Tweaking lentiviral vector design balances efficacy and safety in liver-directed gene therapy for familial hypercholesterolemia

Elevated low-density lipoprotein (LDL) cholesterol is the hallmark of familial hypercholesterolemia (FH), an inherited disease mostly due to mutations in the LDL receptor (LDLR)-encoding gene. Here, we enforced overexpression of LDLR in hepatocytes by in vivo lentiviral vector (LV) gene therapy and normalized circulating LDL cholesterol in a mouse model of FH. One year after gene therapy, we detected a high incidence of hepatic tumors in treated mice. Analysis of LV genomic integration sites in the liver tumors revealed expanded clones bearing LV insertions within the Fyn-related kinase ( Frk ) gene, a known hepatic oncogene, inducing the formation of aberrant Ldlr-Frk transcripts. When we purposely overexpressed LDLR-FRK by LV gene transfer, we observed hepatocellular hyperplasia and hypertrophy, supporting a role of this chimeric protein in oncogenesis.

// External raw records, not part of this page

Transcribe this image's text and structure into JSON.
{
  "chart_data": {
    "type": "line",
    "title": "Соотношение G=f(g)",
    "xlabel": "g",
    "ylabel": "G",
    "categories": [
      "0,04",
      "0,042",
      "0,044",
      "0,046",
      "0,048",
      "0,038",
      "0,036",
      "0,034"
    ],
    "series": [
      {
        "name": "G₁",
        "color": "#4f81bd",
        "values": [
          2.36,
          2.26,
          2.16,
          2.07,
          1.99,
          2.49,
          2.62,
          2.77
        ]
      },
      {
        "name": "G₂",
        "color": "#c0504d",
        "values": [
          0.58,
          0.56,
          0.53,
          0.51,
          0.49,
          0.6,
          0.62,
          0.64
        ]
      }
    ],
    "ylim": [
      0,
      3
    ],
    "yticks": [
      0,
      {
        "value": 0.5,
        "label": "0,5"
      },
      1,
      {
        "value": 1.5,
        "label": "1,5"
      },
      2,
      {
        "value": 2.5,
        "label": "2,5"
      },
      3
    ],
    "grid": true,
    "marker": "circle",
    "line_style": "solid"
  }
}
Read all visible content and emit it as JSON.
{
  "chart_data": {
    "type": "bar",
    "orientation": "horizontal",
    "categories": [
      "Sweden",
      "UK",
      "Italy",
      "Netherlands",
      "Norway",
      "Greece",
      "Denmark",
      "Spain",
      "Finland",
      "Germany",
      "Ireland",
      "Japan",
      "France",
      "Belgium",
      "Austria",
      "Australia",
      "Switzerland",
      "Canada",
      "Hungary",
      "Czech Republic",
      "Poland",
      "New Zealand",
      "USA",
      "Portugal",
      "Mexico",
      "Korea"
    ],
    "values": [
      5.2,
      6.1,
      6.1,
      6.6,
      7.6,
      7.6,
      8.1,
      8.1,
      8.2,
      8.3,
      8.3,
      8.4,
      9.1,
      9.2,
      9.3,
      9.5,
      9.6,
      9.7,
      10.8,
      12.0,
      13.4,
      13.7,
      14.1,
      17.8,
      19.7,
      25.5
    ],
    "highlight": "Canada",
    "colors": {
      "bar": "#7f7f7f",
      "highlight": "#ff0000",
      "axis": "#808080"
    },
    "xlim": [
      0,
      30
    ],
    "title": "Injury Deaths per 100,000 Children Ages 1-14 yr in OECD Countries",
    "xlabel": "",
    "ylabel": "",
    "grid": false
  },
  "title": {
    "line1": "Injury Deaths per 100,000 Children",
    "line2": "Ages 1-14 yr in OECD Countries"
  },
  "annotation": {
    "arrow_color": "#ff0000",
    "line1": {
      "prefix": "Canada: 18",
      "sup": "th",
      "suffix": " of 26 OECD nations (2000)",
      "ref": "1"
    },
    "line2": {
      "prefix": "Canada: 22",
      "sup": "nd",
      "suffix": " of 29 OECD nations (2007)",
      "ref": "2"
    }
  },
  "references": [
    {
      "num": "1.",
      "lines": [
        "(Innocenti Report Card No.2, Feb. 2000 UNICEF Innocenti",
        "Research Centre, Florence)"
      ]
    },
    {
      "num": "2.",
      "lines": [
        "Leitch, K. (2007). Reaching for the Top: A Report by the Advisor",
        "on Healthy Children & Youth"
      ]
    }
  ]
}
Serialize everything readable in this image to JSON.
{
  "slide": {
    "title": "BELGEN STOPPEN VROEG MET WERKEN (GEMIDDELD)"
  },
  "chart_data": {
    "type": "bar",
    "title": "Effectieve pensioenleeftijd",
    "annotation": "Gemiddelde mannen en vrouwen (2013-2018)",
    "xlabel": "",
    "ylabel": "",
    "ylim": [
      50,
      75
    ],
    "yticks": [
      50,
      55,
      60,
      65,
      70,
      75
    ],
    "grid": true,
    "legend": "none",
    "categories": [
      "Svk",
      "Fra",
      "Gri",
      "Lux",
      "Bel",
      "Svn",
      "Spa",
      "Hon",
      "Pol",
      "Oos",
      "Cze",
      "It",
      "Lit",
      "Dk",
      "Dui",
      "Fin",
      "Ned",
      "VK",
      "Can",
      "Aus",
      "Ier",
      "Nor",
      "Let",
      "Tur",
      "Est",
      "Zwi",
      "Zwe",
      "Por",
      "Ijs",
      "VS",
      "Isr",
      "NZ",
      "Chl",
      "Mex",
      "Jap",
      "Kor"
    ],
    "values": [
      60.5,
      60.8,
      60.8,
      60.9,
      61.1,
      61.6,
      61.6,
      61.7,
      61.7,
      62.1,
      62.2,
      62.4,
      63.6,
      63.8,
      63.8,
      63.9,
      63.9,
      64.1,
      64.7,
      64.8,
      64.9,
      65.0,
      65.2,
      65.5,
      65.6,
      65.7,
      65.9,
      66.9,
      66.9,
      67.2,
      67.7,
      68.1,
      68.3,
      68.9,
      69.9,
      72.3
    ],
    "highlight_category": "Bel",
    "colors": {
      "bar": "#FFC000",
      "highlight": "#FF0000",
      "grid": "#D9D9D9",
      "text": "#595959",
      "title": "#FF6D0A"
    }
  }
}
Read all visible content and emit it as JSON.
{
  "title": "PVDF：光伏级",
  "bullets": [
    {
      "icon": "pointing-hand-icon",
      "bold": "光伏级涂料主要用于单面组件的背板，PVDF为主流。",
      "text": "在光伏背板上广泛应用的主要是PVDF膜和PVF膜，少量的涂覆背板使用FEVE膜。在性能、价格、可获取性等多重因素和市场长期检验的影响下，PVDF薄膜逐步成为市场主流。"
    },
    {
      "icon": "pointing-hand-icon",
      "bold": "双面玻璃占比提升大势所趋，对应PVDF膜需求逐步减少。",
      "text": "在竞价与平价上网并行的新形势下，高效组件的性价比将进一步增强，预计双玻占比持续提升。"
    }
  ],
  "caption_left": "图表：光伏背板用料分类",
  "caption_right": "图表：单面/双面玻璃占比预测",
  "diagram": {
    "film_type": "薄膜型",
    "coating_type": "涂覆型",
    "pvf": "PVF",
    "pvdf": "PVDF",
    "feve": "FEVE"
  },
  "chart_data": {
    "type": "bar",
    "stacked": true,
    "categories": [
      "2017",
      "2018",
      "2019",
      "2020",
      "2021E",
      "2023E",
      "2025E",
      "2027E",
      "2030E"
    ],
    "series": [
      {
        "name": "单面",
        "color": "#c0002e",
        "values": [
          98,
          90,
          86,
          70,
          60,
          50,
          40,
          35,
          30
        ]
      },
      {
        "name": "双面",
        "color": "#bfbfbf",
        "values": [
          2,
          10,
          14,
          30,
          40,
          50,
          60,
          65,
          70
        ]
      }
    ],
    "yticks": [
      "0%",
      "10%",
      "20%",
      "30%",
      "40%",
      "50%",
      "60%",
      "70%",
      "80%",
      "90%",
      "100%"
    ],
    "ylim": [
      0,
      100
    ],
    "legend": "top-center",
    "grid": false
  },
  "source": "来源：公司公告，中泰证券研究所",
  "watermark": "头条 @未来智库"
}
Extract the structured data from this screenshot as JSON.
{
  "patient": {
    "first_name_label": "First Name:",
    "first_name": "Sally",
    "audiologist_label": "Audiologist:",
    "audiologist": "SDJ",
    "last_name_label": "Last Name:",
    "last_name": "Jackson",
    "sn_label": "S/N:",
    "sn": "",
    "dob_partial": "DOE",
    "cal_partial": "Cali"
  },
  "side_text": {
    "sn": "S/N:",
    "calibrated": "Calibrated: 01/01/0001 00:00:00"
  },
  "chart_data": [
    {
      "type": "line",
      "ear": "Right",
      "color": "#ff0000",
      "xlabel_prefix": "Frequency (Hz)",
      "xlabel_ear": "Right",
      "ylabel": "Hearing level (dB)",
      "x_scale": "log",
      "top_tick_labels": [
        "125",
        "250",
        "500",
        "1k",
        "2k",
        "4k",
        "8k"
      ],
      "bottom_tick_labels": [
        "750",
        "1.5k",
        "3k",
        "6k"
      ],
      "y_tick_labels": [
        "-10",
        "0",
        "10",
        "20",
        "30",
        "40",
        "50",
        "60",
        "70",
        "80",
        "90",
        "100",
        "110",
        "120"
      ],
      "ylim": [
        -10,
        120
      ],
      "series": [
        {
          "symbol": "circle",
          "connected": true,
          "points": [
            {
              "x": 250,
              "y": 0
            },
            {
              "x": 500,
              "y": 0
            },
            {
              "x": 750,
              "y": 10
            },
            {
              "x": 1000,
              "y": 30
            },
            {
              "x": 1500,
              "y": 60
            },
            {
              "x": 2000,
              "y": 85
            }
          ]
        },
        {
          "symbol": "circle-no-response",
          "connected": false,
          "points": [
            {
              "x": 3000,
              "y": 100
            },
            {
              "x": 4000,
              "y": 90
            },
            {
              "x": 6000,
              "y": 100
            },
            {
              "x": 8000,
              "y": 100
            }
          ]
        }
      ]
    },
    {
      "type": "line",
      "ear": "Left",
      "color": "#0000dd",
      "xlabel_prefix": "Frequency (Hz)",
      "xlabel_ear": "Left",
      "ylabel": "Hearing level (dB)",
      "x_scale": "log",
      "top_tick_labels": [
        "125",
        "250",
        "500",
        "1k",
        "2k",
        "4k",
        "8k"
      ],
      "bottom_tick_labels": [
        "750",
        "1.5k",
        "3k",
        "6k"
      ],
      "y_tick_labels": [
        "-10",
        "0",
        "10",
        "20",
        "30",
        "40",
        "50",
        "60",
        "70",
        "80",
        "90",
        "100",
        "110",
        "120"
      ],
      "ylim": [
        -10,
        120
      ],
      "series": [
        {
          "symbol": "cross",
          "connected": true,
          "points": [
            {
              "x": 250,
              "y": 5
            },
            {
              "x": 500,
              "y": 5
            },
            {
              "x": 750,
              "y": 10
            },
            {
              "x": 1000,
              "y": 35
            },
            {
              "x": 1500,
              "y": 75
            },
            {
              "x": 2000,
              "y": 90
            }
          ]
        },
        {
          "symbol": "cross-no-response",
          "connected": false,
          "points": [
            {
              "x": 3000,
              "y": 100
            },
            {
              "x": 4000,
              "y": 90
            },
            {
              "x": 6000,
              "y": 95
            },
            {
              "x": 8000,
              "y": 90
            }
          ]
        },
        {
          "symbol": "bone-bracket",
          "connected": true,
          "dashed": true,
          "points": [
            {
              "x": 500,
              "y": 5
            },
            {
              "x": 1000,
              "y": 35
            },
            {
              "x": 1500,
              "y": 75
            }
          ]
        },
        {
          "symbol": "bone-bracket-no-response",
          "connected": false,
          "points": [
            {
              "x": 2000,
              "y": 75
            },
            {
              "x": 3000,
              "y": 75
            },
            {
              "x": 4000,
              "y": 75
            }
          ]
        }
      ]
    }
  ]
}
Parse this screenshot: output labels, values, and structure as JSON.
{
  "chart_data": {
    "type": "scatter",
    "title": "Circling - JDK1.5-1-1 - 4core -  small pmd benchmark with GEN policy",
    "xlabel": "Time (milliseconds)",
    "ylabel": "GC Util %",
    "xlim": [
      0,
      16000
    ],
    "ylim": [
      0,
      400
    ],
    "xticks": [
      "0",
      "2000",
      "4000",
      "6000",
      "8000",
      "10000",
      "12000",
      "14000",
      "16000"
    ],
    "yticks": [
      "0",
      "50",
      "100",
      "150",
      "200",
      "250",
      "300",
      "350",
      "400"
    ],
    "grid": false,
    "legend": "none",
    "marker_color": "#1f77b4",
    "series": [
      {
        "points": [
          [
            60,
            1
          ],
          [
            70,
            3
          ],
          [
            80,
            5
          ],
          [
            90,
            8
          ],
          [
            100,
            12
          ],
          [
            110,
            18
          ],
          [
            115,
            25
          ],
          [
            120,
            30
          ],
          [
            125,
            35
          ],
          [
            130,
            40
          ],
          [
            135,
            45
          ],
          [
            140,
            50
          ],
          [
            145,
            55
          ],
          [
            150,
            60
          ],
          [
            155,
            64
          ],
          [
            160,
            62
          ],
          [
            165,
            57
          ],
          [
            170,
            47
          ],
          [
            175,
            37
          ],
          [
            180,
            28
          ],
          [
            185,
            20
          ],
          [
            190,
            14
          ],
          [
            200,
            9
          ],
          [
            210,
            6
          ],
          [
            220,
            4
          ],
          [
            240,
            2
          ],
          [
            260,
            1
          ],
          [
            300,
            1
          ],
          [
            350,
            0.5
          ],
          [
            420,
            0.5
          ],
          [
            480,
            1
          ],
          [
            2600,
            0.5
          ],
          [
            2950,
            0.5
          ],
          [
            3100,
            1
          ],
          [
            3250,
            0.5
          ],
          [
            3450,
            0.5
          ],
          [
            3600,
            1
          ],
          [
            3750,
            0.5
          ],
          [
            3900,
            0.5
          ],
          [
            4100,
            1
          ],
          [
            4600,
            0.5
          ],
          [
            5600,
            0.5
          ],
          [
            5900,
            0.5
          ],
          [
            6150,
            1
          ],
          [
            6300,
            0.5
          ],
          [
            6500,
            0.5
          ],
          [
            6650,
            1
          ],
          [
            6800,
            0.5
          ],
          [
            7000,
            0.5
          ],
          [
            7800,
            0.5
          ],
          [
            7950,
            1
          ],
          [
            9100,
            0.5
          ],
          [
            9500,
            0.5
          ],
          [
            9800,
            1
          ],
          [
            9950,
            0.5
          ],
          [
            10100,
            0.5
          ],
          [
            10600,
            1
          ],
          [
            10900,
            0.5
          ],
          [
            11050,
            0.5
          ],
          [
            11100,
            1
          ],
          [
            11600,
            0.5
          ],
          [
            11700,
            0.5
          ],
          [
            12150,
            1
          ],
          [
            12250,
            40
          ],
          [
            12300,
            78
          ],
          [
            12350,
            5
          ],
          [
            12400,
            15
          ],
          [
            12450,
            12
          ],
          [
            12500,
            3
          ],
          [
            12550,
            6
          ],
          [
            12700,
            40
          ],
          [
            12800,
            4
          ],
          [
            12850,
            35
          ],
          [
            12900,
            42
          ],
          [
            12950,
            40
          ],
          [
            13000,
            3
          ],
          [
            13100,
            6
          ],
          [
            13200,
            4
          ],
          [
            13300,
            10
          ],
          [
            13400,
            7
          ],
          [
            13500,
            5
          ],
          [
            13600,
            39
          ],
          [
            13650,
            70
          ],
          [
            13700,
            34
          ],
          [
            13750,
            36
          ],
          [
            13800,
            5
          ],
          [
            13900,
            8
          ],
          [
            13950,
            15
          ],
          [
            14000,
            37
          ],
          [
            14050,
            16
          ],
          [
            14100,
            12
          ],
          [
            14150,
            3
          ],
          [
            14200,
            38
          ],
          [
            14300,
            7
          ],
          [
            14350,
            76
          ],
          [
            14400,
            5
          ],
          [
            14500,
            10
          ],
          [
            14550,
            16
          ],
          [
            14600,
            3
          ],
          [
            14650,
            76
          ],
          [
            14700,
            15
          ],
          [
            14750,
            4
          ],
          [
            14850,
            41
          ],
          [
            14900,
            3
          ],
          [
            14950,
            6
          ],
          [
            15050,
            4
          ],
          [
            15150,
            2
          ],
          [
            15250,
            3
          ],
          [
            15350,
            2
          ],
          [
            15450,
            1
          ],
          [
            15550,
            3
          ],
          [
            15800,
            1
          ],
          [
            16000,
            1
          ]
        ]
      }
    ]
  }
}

Since high expression of this chimeric oncogene and the LDLR likely cooperated to cause liver toxicity, we reduced the strength of LDLR expression within LV. We achieved normalization of circulating LDL cholesterol in two FH mouse models and prevention of atherosclerosis, even under high-fat diet challenge, without any long-term liver tumorigenicity. Overall, our in-depth assessment of the efficacy and safety of in vivo gene therapy for FH provides new insights into mechanisms of action and potential vulnerabilities, with implications for future developments of lipid-lowering gene therapies.